The FDA Is Taking A Big Talking Point Off The Table. What Does The Next Draft Look Like?

Before I worked in PR, I don’t think I ever considered “talking points.”

Sure, when I interviewed newsmakers as a reporter, I knew they were prepared, if not scripted. When selecting soundbites as a producer, I though tried to pick those that were the most illuminating and least canned (unless they were just too irresistibly memorable).

I remember one of my first assignments in PR was writing a set of bullet points to prepare a corporate spokesperson (aka talking points) to answer questions on behalf of the company in a news interview. I learned quickly how it works.

Fast-forward a couple of decades and some change and talking points are all around us. Actually, it didn’t take that long. 20 years ago, Fox News’ Bill O’Reilly started his nightly show with a “Talking Points Memo” segment that featured, with graphics, the key parts of his opinions he wanted his audience to remember and carry forth. Many other radio and TV hosts did the same thing, although less overtly. So many political analysts have gone on the air to talk about talking points, that the term has gone mainstream, even by those who don’t realize they are under the spell of talking points. This reaches from politics, where every argument on Facebook seems predictable, to sports, with fans sitting at games reciting the three or so narratives that talk radio hosts use in every quarter hour to make the phones ring.

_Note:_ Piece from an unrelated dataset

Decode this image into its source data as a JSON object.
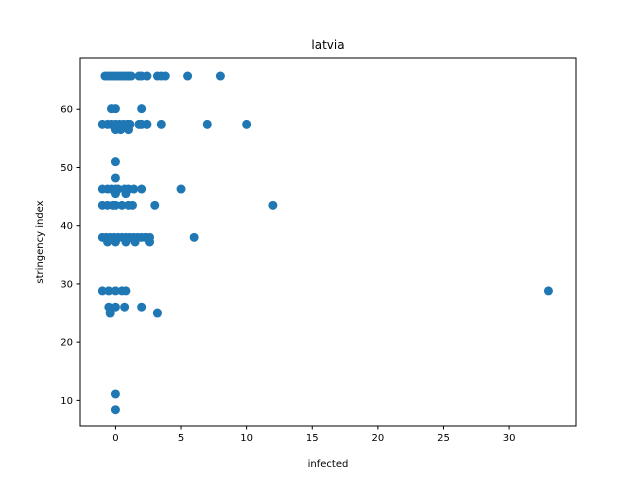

Now, the U.S. Food & Drug Administration (FDA) is taking a big talking point for the “vaccine hesitant” off the table. After the FDA’s Emergency Use Authorization for COVID-19 vaccines more than 8 months ago, a single talking point began to dominate. The fact that “it’s not fully approved” gave license for millions not to take shots, never mind the world-leading rigor that led to the Emergency approval (in an actual emergency). The FDA’s granting, at least the Pfizer vaccine, “full” approval means that will no longer be an out.

What comes next will be a fascinating communications case study. How quickly will a new meme appear that will catch hold, scripting those who still won’t take the shot and allowing them to cling to a new talking point? Or will this cause a significant fraction to do what they have promised to do and finally get vaccinated?

Like everything else in communications now, this will happen quickly, creating new talking points, for and against, that could not have been imagined when such a communications tool was used just to prep politicians and corporate spokespeople.